All three cite a strong mission and service ethic – from their home congregations when growing up, at Bethel College or both – in being one of their motivations for volunteering at Health Ministries Clinic.
“It’s part of the ethic of the Mennonite church,” says Randall, who grew up in Wichita. “We’re fortunate, and we need to give back.”
“The whole milieu at Bethel was one of service,” Tim adds. “I remember convocations being very influential.

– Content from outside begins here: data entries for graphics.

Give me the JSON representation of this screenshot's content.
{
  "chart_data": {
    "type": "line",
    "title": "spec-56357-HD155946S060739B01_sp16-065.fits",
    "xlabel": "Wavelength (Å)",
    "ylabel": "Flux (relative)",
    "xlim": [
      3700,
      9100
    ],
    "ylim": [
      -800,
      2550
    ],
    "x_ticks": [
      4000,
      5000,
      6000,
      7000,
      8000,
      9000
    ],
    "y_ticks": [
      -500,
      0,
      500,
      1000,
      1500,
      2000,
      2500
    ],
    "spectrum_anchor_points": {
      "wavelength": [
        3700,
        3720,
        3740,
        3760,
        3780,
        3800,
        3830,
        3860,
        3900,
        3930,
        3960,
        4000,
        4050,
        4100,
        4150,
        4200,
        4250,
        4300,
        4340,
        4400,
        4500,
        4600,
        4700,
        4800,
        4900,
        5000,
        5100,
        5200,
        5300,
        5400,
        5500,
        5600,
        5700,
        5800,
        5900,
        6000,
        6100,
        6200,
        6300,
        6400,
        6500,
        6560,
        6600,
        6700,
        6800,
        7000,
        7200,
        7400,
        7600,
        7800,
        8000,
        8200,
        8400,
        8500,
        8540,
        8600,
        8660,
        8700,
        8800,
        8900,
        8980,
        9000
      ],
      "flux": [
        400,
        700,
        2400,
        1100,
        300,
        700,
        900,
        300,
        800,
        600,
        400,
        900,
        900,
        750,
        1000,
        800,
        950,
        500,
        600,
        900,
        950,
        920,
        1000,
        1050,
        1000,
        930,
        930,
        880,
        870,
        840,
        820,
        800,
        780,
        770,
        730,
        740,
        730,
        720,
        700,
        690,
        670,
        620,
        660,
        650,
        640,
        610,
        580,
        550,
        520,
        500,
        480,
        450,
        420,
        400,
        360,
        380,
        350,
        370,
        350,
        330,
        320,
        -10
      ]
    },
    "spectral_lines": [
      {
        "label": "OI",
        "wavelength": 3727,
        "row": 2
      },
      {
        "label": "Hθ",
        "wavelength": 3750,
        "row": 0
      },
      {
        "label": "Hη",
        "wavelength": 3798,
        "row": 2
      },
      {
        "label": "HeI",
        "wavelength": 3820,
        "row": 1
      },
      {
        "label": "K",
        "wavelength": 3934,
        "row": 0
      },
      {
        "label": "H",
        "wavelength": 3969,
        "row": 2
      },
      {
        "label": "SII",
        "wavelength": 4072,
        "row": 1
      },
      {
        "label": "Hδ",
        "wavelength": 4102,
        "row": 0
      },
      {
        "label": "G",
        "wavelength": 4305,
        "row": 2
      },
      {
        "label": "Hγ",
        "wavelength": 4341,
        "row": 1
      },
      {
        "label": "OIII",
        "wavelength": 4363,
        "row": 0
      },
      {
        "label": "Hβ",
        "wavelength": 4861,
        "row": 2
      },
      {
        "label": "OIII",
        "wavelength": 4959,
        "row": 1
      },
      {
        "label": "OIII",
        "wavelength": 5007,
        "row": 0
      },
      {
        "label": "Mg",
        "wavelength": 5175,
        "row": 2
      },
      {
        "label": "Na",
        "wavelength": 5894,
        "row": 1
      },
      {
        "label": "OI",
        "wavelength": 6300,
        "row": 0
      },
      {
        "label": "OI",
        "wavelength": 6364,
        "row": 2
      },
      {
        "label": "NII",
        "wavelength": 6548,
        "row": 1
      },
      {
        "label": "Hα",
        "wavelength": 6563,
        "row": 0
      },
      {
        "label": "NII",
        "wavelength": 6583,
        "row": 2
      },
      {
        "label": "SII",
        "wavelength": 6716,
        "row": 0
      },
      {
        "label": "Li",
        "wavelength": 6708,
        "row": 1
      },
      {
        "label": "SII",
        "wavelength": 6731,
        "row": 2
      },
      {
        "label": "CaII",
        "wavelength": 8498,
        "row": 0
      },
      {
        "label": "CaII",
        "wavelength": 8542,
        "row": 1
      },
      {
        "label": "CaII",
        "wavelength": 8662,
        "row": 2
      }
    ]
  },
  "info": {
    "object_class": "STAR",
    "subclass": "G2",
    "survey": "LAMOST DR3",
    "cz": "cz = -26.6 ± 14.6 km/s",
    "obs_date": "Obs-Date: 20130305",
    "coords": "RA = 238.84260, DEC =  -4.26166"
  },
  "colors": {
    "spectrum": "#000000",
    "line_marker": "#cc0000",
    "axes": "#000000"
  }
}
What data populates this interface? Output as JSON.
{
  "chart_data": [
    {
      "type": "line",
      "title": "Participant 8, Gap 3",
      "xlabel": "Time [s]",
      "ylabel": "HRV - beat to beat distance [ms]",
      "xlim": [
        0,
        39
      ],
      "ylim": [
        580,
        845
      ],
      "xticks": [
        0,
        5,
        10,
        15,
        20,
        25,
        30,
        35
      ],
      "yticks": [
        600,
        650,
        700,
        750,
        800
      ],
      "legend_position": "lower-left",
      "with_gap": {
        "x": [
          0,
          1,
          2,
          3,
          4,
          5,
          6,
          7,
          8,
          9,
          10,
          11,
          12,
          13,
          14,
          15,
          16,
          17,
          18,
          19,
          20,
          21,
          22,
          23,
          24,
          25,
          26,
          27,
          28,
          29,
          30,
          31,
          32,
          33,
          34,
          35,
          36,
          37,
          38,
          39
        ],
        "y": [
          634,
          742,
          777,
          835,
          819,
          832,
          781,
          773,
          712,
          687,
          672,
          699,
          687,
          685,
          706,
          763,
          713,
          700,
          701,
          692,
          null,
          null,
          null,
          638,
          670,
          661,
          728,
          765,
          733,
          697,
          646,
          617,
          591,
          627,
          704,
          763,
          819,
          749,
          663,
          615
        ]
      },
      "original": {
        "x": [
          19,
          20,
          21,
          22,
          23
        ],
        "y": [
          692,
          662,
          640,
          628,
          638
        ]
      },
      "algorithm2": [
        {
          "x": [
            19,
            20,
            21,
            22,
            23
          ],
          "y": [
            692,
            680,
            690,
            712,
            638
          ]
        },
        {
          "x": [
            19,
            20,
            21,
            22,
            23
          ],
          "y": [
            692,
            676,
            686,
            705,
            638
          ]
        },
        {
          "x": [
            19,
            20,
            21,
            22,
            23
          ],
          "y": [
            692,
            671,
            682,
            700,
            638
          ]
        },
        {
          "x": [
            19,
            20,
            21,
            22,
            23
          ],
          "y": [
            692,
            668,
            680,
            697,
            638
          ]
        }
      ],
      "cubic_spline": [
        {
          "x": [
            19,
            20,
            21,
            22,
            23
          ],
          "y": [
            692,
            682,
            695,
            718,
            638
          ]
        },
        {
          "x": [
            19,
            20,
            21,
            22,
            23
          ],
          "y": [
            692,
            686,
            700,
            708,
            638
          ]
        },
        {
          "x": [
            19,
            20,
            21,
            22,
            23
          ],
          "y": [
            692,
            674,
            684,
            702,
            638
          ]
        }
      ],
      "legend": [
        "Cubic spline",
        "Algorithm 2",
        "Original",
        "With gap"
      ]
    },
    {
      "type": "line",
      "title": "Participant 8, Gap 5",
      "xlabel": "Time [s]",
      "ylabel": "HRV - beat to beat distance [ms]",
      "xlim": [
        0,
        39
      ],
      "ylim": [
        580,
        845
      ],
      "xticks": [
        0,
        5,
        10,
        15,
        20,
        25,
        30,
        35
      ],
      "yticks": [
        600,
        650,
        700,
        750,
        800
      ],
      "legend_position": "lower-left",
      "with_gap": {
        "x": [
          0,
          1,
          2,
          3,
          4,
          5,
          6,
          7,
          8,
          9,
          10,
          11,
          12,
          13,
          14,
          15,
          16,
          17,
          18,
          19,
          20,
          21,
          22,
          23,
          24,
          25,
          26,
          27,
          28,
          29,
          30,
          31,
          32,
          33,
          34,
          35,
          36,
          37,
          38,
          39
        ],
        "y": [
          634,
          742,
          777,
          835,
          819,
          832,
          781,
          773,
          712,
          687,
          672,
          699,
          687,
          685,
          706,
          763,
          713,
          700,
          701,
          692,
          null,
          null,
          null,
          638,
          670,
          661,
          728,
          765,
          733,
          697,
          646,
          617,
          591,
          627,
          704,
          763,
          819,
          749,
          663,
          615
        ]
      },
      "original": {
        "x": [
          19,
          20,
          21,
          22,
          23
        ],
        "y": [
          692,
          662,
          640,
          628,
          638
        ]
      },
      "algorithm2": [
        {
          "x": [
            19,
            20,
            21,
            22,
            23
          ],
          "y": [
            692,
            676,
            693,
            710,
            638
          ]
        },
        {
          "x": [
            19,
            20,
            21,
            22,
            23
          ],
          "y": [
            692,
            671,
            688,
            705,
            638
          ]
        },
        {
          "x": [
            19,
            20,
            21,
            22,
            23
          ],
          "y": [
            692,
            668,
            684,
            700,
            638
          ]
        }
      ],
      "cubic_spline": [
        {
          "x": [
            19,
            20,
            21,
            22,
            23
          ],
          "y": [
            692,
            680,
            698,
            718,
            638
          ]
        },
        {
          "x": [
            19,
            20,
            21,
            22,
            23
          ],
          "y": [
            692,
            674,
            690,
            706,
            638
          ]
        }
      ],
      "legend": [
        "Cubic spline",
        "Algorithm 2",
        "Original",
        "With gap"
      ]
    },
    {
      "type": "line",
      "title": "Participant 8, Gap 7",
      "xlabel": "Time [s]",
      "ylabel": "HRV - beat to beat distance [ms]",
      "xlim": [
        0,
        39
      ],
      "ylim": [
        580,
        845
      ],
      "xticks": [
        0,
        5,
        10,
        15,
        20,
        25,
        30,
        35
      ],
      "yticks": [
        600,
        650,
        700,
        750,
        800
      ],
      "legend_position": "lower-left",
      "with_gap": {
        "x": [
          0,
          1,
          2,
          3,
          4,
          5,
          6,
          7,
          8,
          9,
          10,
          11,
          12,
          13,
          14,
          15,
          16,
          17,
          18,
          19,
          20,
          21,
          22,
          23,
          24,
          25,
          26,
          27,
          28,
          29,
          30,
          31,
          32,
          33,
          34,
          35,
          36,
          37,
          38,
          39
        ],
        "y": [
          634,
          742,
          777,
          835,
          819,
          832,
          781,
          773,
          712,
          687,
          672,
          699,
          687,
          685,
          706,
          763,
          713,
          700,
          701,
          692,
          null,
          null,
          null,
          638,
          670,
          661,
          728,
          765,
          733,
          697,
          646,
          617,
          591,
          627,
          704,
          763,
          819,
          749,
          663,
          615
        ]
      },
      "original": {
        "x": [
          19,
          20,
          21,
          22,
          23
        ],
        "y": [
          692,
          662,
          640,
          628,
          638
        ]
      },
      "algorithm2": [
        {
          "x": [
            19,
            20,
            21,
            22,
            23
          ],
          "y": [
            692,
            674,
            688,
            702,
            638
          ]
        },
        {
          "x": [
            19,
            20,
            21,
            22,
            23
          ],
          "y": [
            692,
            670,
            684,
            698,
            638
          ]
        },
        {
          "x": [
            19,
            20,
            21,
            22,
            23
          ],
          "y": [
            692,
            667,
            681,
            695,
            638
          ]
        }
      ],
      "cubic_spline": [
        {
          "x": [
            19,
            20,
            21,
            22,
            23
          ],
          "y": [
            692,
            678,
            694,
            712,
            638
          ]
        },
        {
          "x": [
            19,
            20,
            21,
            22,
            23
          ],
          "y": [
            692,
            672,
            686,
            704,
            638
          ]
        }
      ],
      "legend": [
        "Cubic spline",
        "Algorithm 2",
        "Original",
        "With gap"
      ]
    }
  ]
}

I also remember that for years there was a global map in the Fine Arts Center showing where Bethel alumni had served or were serving around the country and around the world.” Tim did a year of voluntary service in Hamilton, Ont., immediately after graduating from Bethel.
Valetta, whose home congregation is Eden Mennonite Church in rural Moundridge, remembers having mission workers coming through regularly to speak, and she later served as a church worker herself. After studying at Bethel and then getting her nursing degree at the University of Kansas (Bethel didn’t have a Bachelor of Science in Nursing degree then), she spent two years in Nigeria with Mennonite Central Committee. Two years after returning home, she went back to school to become a nurse practitioner.
Milton Claassen ’54 began volunteering at Health Ministries Clinic eight years ago, after he retired from his orthopedic surgery practice. He knew about the clinic from hearing Tim give a presentation at the annual Mennonite Medical Association meeting and supported it financially before he began working there.
“The attitude at Bethel was one of service,” he says. “[My motivation comes from] a combination of the way Bethel taught us and the volunteer opportunities at medical school.” At Bethel, he participated in an organization called Student Volunteers.
J. Wendell Wiens ’55 (no relation to Tim) retired from his general surgery practice in 2000 and has been volunteering one half-day a week at Health Ministries Clinic since 2002. “Enough people asked me about it that my conscience got the better of me,” he says.
“[My wife Norma ’55] and I lived in India for eight years and I did everything [medical] there was,” he adds. “I go to Health Ministries because there are people there who need things I can provide.”